Actuar para el público
Mi vida era una farsa hasta que decidí cambiar de papel.
De joven, la escuela era para mí como hacer teatro: actuar como el malo de las películas que habla con soltura e ingenio y que al hacerlo da la impresión de estar en la onda. Yo anhelaba ser capaz de hacer eso. Trataba de parecer importante, como el mejor de los bravucones. Simulaba que mis principios morales eran bajos porque quería impresionar a mis amigos de la escuela; me encantaba escuchar las risas cuando usaba malas palabras o hacía chistes sobre otras personas.
Quería ser la persona que el público aclamara, así que busqué la manera de complacer a la gente. Me convertí en la comediante de la clase de biología; logré convencer a mi equipo de voleibol de que vivía de fiesta en fiesta; y eché por tierra mi reputación de jovencita inocente e ingenua. “¡No quiero que mis amigos tengan la idea de que soy una santurrona!”, pensaba.
Como en realidad no estaba cometiendo los pecados graves que la gente pensaba que cometía, trataba desesperadamente de convencerme a mí misma de que estaba bien tener una actitud burda. ¡Qué equivocada estaba! Mi exitosa actuación de la vida real llegó a tal punto que ni yo misma soportaba verla. Cuanto más popular me hacía, menos me gustaba mi personaje.
Un día, dos de mis amigas estaban hablando acerca de una atleta dulce y simpática llamada Jennifer que no se avergonzaba de defender sus creencias. Una de mis amigas, la joven más hermosa, popular e inteligente de séptimo grado, dijo: “Jennifer es tan diferente. Ojalá yo tuviera la valentía suficiente para creer en mi iglesia como ella cree en la suya. Ella es la única persona que conozco que lleva ese tipo de vida”. Me quedé pasmada.
“¿Cómo es posible que diga algo así sin siquiera mencionarme a mí?”, me preguntaba. “¡Después de todo, mi iglesia tiene normas elevadas!”. Estaba furiosa de que ni siquiera me hubiera considerado un buen ejemplo.
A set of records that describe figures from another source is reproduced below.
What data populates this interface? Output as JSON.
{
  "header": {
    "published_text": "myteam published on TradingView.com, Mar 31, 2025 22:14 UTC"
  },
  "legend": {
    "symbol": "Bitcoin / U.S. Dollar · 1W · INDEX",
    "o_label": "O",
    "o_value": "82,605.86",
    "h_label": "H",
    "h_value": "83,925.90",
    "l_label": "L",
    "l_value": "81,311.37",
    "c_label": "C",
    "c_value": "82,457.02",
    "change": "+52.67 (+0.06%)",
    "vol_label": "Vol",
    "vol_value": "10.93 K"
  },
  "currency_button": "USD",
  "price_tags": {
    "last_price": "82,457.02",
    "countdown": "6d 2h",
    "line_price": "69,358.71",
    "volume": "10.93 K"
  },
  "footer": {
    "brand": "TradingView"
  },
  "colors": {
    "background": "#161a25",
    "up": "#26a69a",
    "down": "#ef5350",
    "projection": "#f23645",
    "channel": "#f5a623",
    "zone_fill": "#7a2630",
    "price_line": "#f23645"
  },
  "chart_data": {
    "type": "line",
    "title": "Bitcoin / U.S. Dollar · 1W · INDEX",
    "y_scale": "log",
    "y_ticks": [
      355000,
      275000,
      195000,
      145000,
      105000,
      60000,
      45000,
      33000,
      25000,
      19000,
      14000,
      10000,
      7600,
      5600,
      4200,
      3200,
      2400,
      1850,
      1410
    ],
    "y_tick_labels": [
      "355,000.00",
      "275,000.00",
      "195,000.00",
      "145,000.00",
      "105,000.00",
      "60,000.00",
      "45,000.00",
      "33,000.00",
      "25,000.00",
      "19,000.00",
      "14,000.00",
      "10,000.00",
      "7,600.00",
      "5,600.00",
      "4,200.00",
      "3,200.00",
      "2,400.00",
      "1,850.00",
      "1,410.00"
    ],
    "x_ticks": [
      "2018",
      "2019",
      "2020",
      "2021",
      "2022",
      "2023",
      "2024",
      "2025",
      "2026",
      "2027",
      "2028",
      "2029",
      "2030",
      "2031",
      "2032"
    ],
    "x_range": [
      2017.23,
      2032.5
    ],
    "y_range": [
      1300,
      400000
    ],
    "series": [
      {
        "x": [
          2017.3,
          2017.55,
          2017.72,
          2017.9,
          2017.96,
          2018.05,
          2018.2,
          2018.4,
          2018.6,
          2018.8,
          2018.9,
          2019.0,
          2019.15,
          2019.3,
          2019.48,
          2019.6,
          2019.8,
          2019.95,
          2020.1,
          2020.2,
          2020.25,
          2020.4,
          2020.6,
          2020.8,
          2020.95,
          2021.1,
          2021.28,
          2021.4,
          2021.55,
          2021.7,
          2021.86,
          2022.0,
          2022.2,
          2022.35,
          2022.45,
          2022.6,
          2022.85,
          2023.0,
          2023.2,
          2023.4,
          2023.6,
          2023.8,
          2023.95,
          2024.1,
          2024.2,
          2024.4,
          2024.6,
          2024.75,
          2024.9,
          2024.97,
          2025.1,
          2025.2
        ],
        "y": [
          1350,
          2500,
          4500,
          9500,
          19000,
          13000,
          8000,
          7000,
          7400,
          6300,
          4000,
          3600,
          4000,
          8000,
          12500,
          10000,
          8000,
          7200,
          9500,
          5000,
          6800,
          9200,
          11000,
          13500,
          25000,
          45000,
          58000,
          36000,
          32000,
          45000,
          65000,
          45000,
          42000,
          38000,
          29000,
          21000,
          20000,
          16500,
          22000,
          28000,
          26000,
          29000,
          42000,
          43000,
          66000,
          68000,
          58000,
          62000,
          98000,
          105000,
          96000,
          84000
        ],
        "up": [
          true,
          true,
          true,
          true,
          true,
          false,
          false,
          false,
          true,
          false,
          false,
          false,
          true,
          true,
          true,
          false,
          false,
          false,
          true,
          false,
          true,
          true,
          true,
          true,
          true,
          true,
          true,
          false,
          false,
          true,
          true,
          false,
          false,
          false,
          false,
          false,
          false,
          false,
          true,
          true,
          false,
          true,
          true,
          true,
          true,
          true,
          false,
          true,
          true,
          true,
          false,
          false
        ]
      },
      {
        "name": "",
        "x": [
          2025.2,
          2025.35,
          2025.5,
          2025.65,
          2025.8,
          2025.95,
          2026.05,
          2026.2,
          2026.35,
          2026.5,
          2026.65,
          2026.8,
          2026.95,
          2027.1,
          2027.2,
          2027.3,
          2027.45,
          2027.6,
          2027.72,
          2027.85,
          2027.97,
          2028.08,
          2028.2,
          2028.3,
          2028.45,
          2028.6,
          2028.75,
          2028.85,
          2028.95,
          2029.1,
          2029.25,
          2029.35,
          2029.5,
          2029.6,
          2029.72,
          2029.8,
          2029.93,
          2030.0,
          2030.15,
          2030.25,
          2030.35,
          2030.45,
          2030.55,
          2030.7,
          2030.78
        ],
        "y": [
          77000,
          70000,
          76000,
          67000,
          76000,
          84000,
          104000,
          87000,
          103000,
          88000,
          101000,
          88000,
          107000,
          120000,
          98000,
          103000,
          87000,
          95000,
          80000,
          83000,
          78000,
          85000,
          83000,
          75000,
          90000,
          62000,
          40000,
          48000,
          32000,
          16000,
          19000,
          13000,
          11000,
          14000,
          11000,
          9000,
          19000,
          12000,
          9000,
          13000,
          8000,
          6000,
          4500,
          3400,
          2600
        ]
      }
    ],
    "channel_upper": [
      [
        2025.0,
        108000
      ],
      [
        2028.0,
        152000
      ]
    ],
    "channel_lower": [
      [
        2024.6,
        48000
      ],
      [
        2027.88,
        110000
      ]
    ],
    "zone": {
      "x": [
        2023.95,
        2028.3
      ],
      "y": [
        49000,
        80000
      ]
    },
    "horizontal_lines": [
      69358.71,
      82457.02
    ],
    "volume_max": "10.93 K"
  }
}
Entonces, de pronto, sentí como si estuviera sentada en la primera fila de la sala de cine donde mi vida se proyectaba como la historia principal.
Reflexioné en cuanto al mal ejemplo que había sido para mis amigos. ¿Qué tipo de joven iba a observarme y pensar: “Ojalá fuera valiente y excepcional como ella”? Realmente no me gustaba la persona en la que me había convertido.
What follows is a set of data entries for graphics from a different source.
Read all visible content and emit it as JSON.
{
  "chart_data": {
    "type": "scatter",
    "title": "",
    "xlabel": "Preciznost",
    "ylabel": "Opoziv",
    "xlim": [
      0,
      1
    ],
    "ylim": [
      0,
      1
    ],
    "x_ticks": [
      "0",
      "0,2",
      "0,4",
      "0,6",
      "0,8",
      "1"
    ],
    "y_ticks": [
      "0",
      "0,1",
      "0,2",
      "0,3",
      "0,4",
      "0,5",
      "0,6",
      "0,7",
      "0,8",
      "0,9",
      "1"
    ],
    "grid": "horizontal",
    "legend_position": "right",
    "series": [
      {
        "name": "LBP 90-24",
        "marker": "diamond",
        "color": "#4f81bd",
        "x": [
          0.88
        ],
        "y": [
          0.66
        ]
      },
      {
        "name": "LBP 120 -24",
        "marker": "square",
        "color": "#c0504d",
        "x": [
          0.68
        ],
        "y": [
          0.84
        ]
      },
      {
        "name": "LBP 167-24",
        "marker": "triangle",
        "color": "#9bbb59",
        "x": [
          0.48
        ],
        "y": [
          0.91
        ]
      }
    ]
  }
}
Cambiar mi carácter y mi reputación fue un proceso largo, y todavía trato de mantener la boca cerrada en vez de soltar insultos que complazcan a la multitud; pero me di cuenta de que podía hacer reír a mis amigos sin herir los sentimientos de otras personas y que podía retirarme de la habitación cuando hicieran chistes groseros sin ser ridiculizada. Nadie tiene que ser “el malo” para tener muchos amigos. Cambié mi actitud y mi comportamiento porque estar en paz con mis creencias es muchísimo mejor que tratar de ocultar quien soy.